Continued fractions, directed graphs, and defining spectral triples on Effros-Shen AF algebras (Samantha Brooker, Arizona State University)

The Effros-Shen algebra corresponding to an irrational number $\theta$ can be described by an inductive sequence of direct sums of matrix algebras, where the continued fraction expansion of $\theta$ encodes the dimensions of the summands, and how the matrix algebras at the nth level fit into the summands at the (n+1)th level. In recent work, Mitscher and Spielberg present an Effros-Shen algebra as the C*-algebra of a category of paths – a generalization of a directed graph – determined by the continued fraction expansion of \theta. With this approach, the algebra is realized as the inductive limit of a sequence of infinite-dimensional, rather than finite-dimensional, subalgebras.
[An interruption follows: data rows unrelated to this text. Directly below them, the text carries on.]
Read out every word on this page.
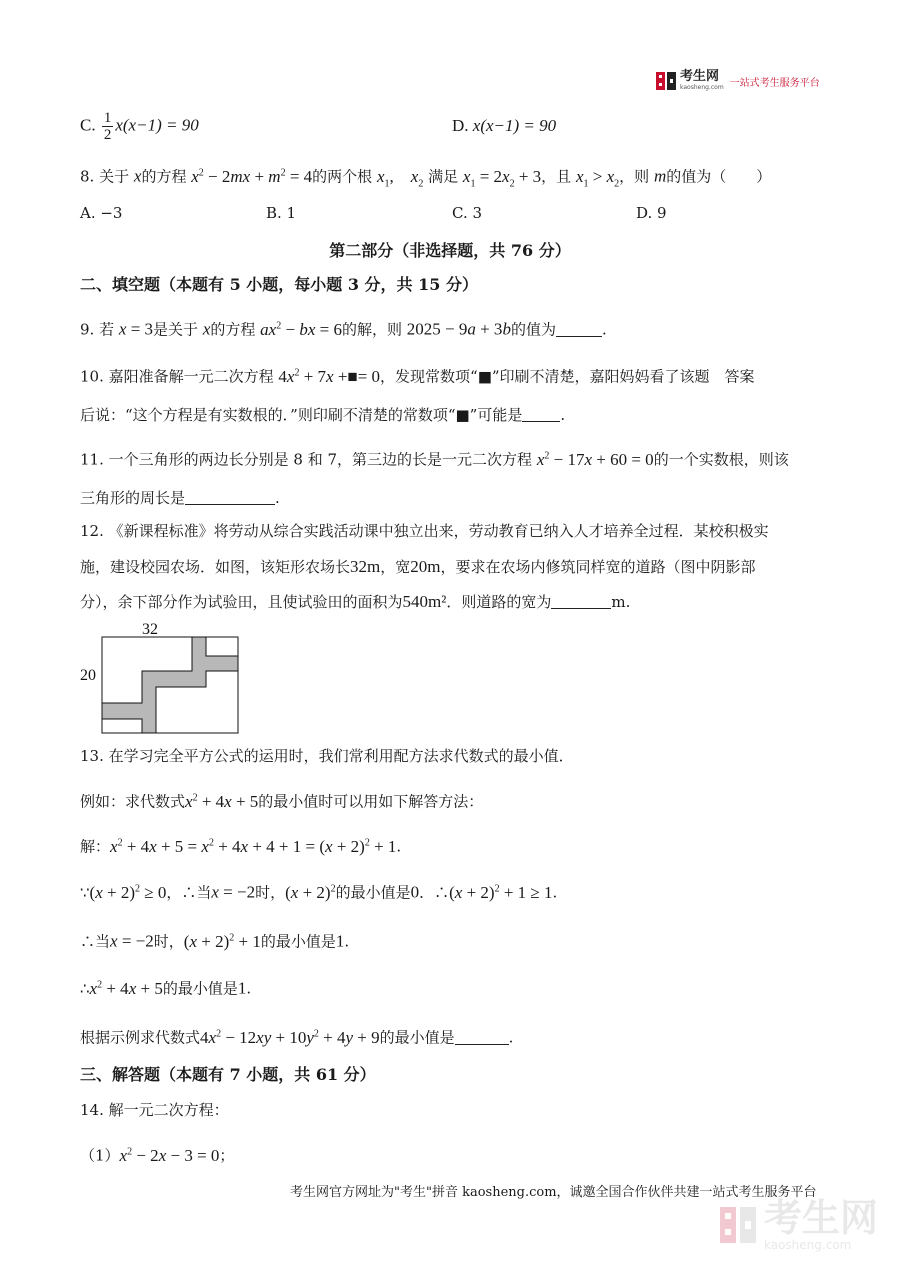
考生网
kaosheng.com 一站式考生服务平台
C. $\frac{1}{2} x(x-1) = 90$	D. x(x−1) = 90
8. 关于 x的方程 $x^2 - 2mx + m^2 = 4$的两个根 $x_1$,　$x_2$ 满足 $x_1 = 2x_2 + 3$，且 $x_1 > x_2$，则 m的值为（　　）
A. −3	B. 1	C. 3	D. 9
第二部分（非选择题，共 76 分）
二、填空题（本题有 5 小题，每小题 3 分，共 15 分）
9. 若 x = 3是关于 x的方程 $ax^2$ − bx = 6的解，则 2025 − 9a + 3b的值为	.
10. 嘉阳准备解一元二次方程 $4x^2 + 7x$ +■= 0，发现常数项“■”印刷不清楚，嘉阳妈妈看了该题　答案
后说：“这个方程是有实数根的．”则印刷不清楚的常数项“■”可能是	.
11. 一个三角形的两边长分别是 8 和 7，第三边的长是一元二次方程 $x^2 - 17x + 60 = 0$的一个实数根，则该
三角形的周长是	.
12. 《新课程标准》将劳动从综合实践活动课中独立出来，劳动教育已纳入人才培养全过程．某校积极实
施，建设校园农场．如图，该矩形农场长32m，宽20m，要求在农场内修筑同样宽的道路（图中阴影部
分），余下部分作为试验田，且使试验田的面积为540m²．则道路的宽为	m.
32
20
13. 在学习完全平方公式的运用时，我们常利用配方法求代数式的最小值．
例如：求代数式$x^2 + 4x + 5$的最小值时可以用如下解答方法：
解：$x^2 + 4x + 5 = x^2 + 4x + 4 + 1 = (x + 2)^2 + 1$.
∵(x + 2)$^2$ ≥ 0，∴当x = −2时，$(x + 2)^2$的最小值是0．∴(x + 2)$^2$ + 1 ≥ 1.
∴当x = −2时，$(x + 2)^2 + 1$的最小值是1.
$\therefore x^2 + 4x + 5$的最小值是1.
根据示例求代数式$4x^2 - 12xy + 10y^2 + 4y + 9$的最小值是	.
三、解答题（本题有 7 小题，共 61 分）
14. 解一元二次方程：
$(1)x^2 - 2x - 3 = 0$；
考生网官方网址为"考生"拼音 kaosheng.com，诚邀全国合作伙伴共建一站式考生服务平台
考生网
kaosheng.com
Drawing on a construction by Christensen and Ivan, we use this inductive limit structure to define a spectral triple, trading the advantages of working with finite-dimensional approximants for the techniques provided by the category of paths, pursuant to studying the algebras as quantum compact metric spaces. I will discuss categories of paths and their precursors, graph C*-algebras, the example of Mitscher and Spielberg, and a bit about the spectral triple construction. This is joint work with Konrad Aguilar and Jack Spielberg.